XXIII

Desde que se había casado, Leiva vivía en pleno centro. En el primer piso de una vieja casa de muchos pisos, en Suipacha y Tucumán. Ahí llegó Morales a las diez de la noche. Le abrió la puerta Beatriz, la mujer de su amigo, que le dijo:

—Si lo buscas a Leiva, no está.

—No me diga que está trabajando a esta hora —exclamó y pensó en seguida que era un idiota, que debía pensar antes de hablar, que tal vez por su culpa la mujer iba a enojarse con Leiva.

Beatriz le dijo:

—Hacé de cuenta que es un médico. Todo telefonista es un médico de teléfonos. Lo llaman, le explican. Le lloran que para ellos tener el teléfono es cuestión de vida o muerte. Hay alguien enfermo en la casa y en cualquier momento deben llamar al médico.

—Y Leiva no tiene coraje para decir que no…

—A eso iba. No sabe decir que no. A mí me arregla con el cuento de que prefiere ir en seguida para tener mañana el día aliviado. ¿Lo vas a esperar?

—Si no molesto.

—¿Cómo se te ocurre? Pasa, por favor.

Le trajo un café.

A Morales toda persona habladora le parecía inteligente. Pensó: «Inteligente la señora». Mientras hacía la reflexión recordó sin saber por qué unos versitos:

¡Ay, la mujer del amigo!

¡Yo, hasta ahí, no lo sigo!

Leiva llegó poco antes de las once.

—Vamos a cenar ahora —declaró Beatriz—. No quiero que se me pasen las milanesas.

—Morales tiene algo que decirme —alegó Leiva—. A lo mejor me lo dice en un minuto y lo liberamos.

La señora protestó:

—No lo liberamos nada. Va a cenar con nosotros.

Se apresuró Morales a decir:

—Gracias, pero no quiero ser una molestia.

Vuelvo en cualquier momento…

—Cenando con nosotros, no molestas, pero si estás de mirón, es otra cosa.

«Muy suelta la señora», pensó admirativamente. Pareció que el café le había quitado para siempre el hambre. Tan nervioso estaba que en un instante comió las milanesas: la que Beatriz le sirvió primero y la que le sirvió después. Empezó a dolerle el estómago «como si hubiera tragado placas de fierro».

Cuando los dejaron solos, dijo:

—Secuestraron a Valentina.

Leiva lo miró asombrado.

—No puedo creer —dijo—. ¿Estás seguro? ¿Desaparecida, presa quién sabe dónde?

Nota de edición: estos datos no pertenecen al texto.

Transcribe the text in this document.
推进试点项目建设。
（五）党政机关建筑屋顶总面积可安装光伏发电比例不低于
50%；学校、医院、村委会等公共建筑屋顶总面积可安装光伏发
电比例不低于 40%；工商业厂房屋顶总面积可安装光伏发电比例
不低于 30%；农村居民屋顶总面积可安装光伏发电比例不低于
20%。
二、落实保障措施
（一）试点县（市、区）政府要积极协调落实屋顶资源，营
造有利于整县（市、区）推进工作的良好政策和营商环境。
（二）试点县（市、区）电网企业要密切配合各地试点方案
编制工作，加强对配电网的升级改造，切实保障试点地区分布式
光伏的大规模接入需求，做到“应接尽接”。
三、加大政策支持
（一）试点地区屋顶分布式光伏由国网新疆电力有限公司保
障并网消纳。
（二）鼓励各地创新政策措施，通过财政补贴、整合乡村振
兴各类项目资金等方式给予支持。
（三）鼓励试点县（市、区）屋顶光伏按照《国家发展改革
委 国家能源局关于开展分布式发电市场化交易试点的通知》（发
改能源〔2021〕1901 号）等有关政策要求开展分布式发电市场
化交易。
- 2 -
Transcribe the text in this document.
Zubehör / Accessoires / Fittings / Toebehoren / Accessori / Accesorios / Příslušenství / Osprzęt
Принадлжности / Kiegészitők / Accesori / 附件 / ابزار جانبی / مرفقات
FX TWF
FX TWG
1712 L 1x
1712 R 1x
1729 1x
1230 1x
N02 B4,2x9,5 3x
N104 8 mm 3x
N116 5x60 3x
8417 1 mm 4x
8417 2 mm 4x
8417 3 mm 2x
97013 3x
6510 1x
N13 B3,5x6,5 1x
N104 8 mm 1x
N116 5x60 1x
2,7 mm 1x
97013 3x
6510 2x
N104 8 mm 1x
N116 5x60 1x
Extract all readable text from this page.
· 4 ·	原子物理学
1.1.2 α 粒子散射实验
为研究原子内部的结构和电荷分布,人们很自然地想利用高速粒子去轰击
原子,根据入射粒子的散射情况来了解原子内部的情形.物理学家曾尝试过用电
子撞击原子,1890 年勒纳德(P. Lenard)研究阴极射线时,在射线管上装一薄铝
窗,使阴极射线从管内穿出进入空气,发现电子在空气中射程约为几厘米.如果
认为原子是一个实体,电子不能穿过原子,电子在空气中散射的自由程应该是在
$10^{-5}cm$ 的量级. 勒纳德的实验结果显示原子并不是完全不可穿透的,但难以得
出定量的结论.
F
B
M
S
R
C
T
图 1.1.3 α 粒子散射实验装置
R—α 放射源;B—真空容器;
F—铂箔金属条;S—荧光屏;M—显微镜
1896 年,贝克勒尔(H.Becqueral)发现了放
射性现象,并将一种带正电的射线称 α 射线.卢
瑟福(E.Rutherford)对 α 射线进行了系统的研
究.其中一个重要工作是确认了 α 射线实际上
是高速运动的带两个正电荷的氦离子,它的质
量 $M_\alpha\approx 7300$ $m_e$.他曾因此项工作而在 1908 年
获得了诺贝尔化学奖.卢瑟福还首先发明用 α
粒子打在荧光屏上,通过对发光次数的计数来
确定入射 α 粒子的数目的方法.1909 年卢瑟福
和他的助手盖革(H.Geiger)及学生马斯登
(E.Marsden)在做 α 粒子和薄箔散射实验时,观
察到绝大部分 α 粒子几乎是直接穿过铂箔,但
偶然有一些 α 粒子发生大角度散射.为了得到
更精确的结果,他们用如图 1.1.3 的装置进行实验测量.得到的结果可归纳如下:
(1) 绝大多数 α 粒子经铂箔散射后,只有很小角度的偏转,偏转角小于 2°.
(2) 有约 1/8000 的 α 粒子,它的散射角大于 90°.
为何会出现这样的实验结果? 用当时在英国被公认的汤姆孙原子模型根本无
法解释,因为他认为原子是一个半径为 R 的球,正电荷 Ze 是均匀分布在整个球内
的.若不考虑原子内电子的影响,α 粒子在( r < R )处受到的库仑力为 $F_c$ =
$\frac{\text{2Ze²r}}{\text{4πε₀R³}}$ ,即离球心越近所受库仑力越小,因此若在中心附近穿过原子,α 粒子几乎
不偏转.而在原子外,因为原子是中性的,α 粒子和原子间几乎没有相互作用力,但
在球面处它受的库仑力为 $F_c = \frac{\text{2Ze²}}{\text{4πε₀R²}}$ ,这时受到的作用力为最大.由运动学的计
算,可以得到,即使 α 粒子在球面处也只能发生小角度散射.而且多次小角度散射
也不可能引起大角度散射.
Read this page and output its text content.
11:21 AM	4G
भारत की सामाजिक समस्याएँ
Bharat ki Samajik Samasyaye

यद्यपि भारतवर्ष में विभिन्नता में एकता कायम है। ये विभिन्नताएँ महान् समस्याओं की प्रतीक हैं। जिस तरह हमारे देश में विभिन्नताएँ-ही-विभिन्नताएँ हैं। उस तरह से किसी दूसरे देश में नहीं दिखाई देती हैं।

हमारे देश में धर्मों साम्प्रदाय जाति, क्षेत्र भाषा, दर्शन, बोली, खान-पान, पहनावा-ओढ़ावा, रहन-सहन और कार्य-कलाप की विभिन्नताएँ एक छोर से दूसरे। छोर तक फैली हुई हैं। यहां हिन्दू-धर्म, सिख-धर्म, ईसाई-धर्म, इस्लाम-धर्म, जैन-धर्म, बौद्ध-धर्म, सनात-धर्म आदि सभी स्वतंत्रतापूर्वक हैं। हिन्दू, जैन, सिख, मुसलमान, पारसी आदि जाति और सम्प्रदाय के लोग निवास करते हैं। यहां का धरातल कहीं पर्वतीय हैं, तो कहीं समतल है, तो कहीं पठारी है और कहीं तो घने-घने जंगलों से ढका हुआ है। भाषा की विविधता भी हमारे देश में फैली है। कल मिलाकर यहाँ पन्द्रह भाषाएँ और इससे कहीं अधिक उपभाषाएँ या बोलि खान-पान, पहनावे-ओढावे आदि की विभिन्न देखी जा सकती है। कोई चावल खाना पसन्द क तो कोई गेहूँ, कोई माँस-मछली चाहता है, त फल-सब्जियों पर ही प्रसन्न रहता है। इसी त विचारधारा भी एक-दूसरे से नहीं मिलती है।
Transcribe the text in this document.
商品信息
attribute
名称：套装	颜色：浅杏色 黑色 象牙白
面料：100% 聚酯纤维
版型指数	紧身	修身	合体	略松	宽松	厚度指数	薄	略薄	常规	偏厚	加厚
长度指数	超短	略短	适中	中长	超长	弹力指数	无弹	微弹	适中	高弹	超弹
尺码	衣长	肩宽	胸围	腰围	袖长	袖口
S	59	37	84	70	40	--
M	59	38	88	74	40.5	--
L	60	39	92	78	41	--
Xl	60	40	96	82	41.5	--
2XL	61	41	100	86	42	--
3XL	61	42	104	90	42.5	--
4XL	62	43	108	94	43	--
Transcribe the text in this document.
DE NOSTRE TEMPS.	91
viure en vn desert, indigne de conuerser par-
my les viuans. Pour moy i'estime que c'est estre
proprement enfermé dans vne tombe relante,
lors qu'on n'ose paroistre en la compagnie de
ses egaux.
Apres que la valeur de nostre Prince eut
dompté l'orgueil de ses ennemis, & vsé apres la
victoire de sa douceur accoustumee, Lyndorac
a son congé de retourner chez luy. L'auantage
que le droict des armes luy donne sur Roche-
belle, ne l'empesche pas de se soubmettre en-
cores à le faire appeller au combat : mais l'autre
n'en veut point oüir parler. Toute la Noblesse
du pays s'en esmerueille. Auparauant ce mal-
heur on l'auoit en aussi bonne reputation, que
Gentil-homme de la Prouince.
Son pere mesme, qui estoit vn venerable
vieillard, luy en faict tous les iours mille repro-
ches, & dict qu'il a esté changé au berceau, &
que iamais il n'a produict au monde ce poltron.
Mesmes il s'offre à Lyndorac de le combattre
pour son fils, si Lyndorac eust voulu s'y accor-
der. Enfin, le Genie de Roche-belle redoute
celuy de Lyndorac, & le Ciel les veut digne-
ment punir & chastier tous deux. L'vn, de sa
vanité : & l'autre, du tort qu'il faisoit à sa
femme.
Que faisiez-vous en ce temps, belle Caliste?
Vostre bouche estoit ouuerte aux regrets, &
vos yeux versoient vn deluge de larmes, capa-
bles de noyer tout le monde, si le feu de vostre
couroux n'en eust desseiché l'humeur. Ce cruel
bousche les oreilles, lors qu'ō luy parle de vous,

Contó lo que le había dicho don Pedro. Leiva exclamó:

—Tiene que haber un error. Que yo sepa, don Pedro no es gente rica.

—Va de suyo. Por lo demás, no creí nunca en ese rumor de que alguna vez él se sacó la grande.

—¿Hizo la denuncia del secuestro? ¿O vos la hiciste?

—Don Pedro no quiere.

—Es un primer paso indispensable. —A continuación habló lentamente, enfatizando cada palabra—. En la comisaría de Temperley que corresponda al domicilio del señor.

—No soy quién para pasar por encima de la voluntad de don Pedro.

—En un asunto así no es posible andar con miramientos. ¿Te vas a cruzar de brazos?

—De ningún modo. Es claro que te mentiría si te dijera que tengo un plan. Eso sí, he pensado (me perdonarás) que podrías darme una mano.

—¿Cómo?

—Interviniendo la línea de don Pedro. Hay que averiguar de dónde lo llaman.

Leiva lo miró alarmado. Después preguntó en voz baja:

—¿No estarás planeando una operación de rescate?

—No soy suicida.

—Me alegro. Pinchar la línea es algo que está dentro de las posibilidades…

—Si sabemos dónde la tienen a Valentina, habrá llegado la hora de no andar con miramientos, como con toda razón dijiste, y de hacer la denuncia en la comisaría, para que actúen en el acto.

—Vas a darme tu palabra…

—De acuerdo.

—Hablemos claro. Si estás planeando una locura, pensá que los dos tendríamos más chance.

Lo primero de todo es que le recomiendes a don Pedro que se las arregle, con el mayor disimulo, eso sí, para alargar las conversaciones.